Em setembro, o instituto Tomie Ohtake, em São Paulo, recebe a exposição da grande artista mexicana, Frida Kahlo. A mostra tem início no dia 26 e permanecera até o janeiro de 2016, e apresentará além de suas obras, as dos artistas: Maria Izquierdo, Remedios Varo, Lenora Carrington e outros artistas mexicanos.

Para aguçar seus admiradores, a FAPCOM conta um pouco sobre essa tão brilhante pintora!

Nascida em 1907, Magdalena Carmen Frida Kahlo se tornou uma das personalidades mais importantes do México, seja por sua postura revolucionária, seja pelos seus autorretratos surrealistas. Filha do famoso fotógrafo Guillermo Kahlo e Matilde Calderon, tinha paixão por seu país e suas tradições, o que fazia questão de externar por meio das roupas, e elementos da cultura popular.

A arte para Frida se fez através da dor. Aos seis anos, contraiu poliomielite, que atrofiou seu pé direito. Para disfarçar suas pernas assimétricas, passou a usar calças, depois longas saias, que se tornaram uma de suas marcas registradas.

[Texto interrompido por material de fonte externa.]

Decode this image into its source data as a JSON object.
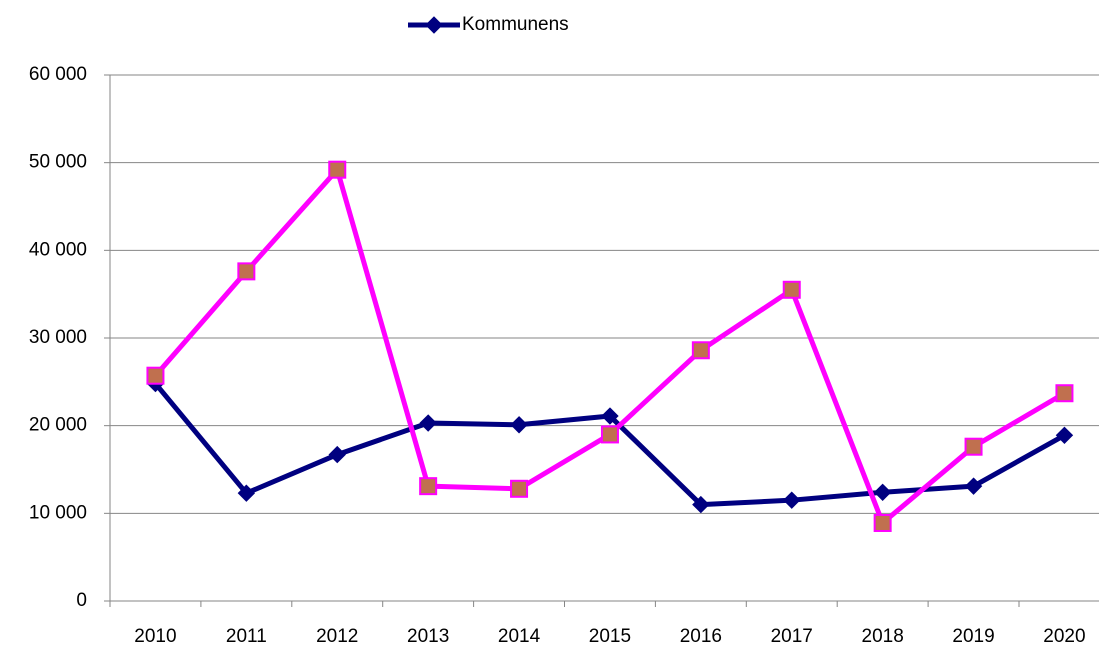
{
  "chart_data": {
    "type": "line",
    "categories": [
      "2010",
      "2011",
      "2012",
      "2013",
      "2014",
      "2015",
      "2016",
      "2017",
      "2018",
      "2019",
      "2020"
    ],
    "series": [
      {
        "name": "Kommunens",
        "color": "#000080",
        "marker": "diamond",
        "marker_fill": "#000080",
        "values": [
          24800,
          12300,
          16700,
          20300,
          20100,
          21100,
          11000,
          11500,
          12400,
          13100,
          18900
        ]
      },
      {
        "color": "#ff00ff",
        "marker": "square",
        "marker_fill": "#c0704f",
        "values": [
          25700,
          37600,
          49200,
          13100,
          12800,
          19000,
          28600,
          35500,
          8900,
          17600,
          23700
        ]
      }
    ],
    "ylim": [
      0,
      60000
    ],
    "yticks": [
      {
        "value": 0,
        "label": "0"
      },
      {
        "value": 10000,
        "label": "10 000"
      },
      {
        "value": 20000,
        "label": "20 000"
      },
      {
        "value": 30000,
        "label": "30 000"
      },
      {
        "value": 40000,
        "label": "40 000"
      },
      {
        "value": 50000,
        "label": "50 000"
      },
      {
        "value": 60000,
        "label": "60 000"
      }
    ],
    "grid": true,
    "legend": "top"
  }
}
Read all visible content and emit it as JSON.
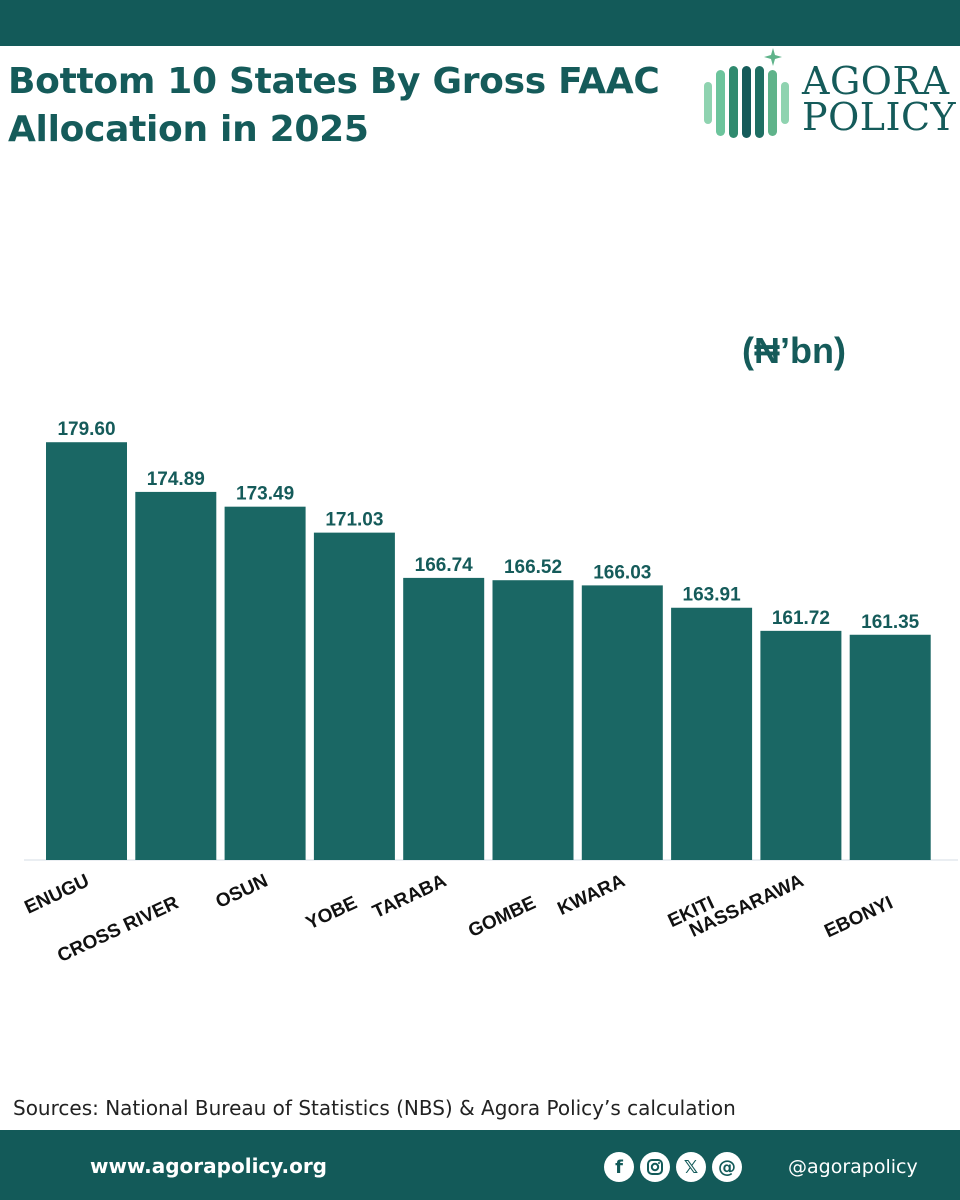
{
  "title": "Bottom 10 States By Gross FAAC Allocation in 2025",
  "logo": {
    "line1": "AGORA",
    "line2": "POLICY"
  },
  "unit_label": "(₦’bn)",
  "chart_data": {
    "type": "bar",
    "title": "Bottom 10 States By Gross FAAC Allocation in 2025",
    "xlabel": "",
    "ylabel": "(₦’bn)",
    "categories": [
      "ENUGU",
      "CROSS RIVER",
      "OSUN",
      "YOBE",
      "TARABA",
      "GOMBE",
      "KWARA",
      "EKITI",
      "NASSARAWA",
      "EBONYI"
    ],
    "values": [
      179.6,
      174.89,
      173.49,
      171.03,
      166.74,
      166.52,
      166.03,
      163.91,
      161.72,
      161.35
    ],
    "value_labels": [
      "179.60",
      "174.89",
      "173.49",
      "171.03",
      "166.74",
      "166.52",
      "166.03",
      "163.91",
      "161.72",
      "161.35"
    ],
    "ylim": [
      140,
      180
    ],
    "grid": false,
    "legend": "none",
    "bar_color": "#1a6764"
  },
  "sources": "Sources: National Bureau of Statistics (NBS) & Agora Policy’s calculation",
  "footer": {
    "website": "www.agorapolicy.org",
    "handle": "@agorapolicy",
    "social_icons": [
      "facebook-icon",
      "instagram-icon",
      "x-icon",
      "threads-icon"
    ]
  },
  "colors": {
    "brand": "#135a59",
    "bar": "#1a6764",
    "text": "#155b5a"
  }
}
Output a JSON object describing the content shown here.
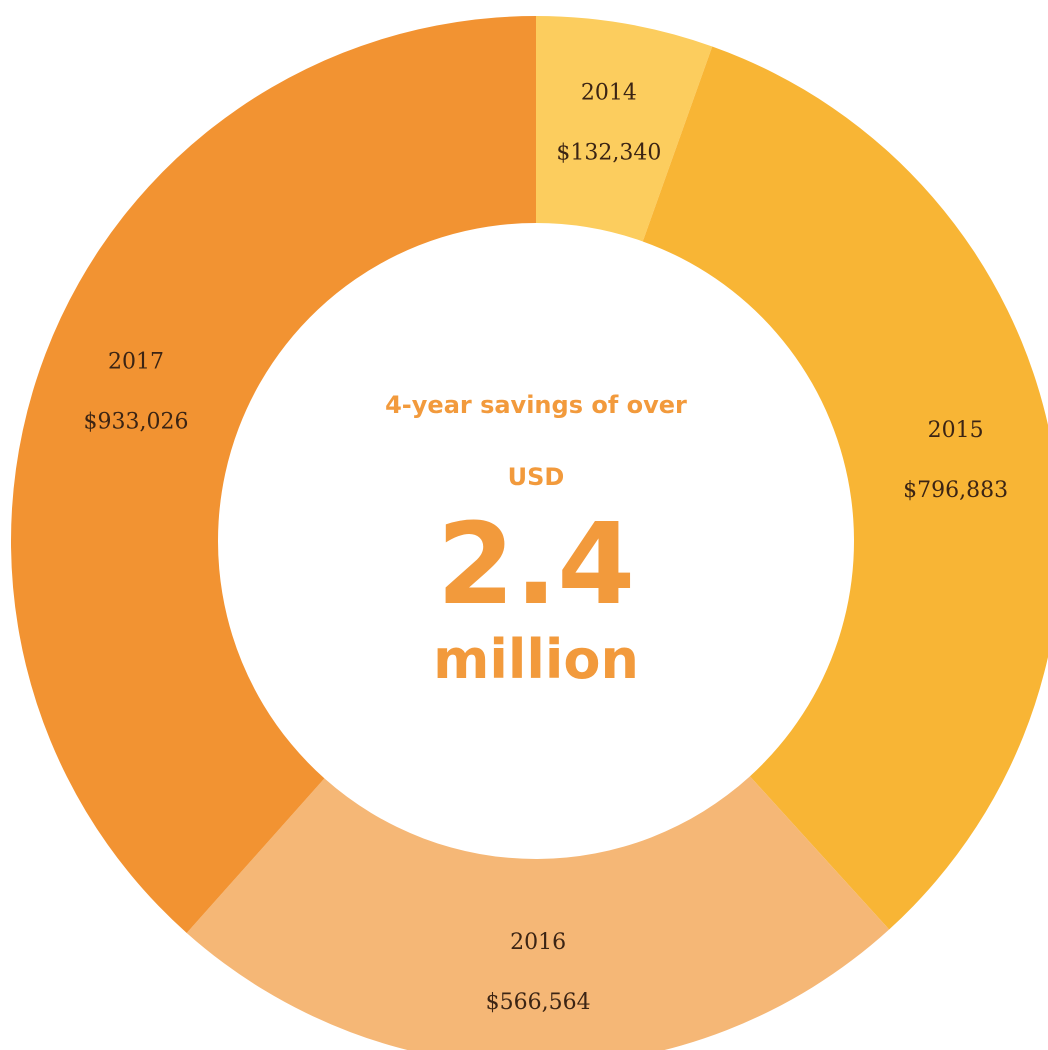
{
  "chart_data": {
    "type": "pie",
    "style": "donut",
    "slices": [
      {
        "label": "2014",
        "value": 132340,
        "value_label": "$132,340",
        "color": "#FCCD5E"
      },
      {
        "label": "2015",
        "value": 796883,
        "value_label": "$796,883",
        "color": "#F8B535"
      },
      {
        "label": "2016",
        "value": 566564,
        "value_label": "$566,564",
        "color": "#F5B776"
      },
      {
        "label": "2017",
        "value": 933026,
        "value_label": "$933,026",
        "color": "#F29332"
      }
    ],
    "center": {
      "line1": "4-year savings of over",
      "line2": "USD",
      "line3": "2.4",
      "line4": "million",
      "color": "#F29A3C"
    }
  }
}
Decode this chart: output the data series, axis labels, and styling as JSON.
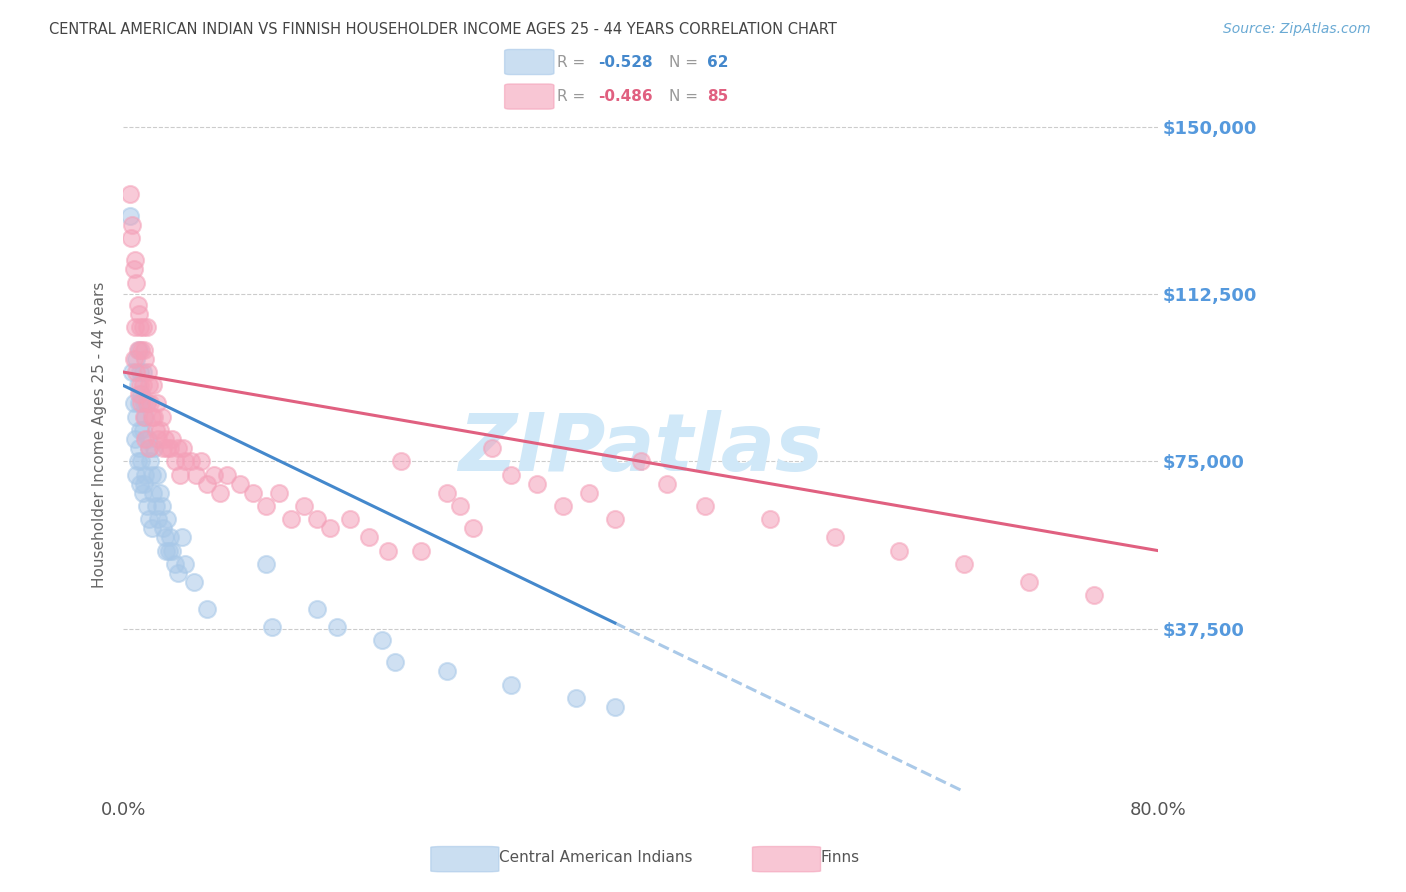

Suas aspirações juvenis passaram longe da tinta e das telas, estudava medicina na primeira turma feminina da escola Preparatória Nacional. Isso mudou quando, em 1925, no retorno para casa, ela e seu então noivo sofreram um grave acidente. O ônibus em que ela estava se chocou com um bonde, uma barra de ferro perfurou seu abdômen e seu útero. Esclarece: “não foi violento, mas surdo, lento, ferindo todo mundo. Sobretudo a mim […] O choque nos jogou para frente e o corrimão me transpassou como a espada transpassa o touro. […] Perdi minha virgindade, meu rim amoleceu, não podia mais urinar, porém, o que mais me incomodava era a coluna vertebral.” – Trecho retirado do livro Frida, de Hayden Herrera (1983).

A partir dessa experiência, ela criou a obra ”Coluna Quebrada”, em 1944.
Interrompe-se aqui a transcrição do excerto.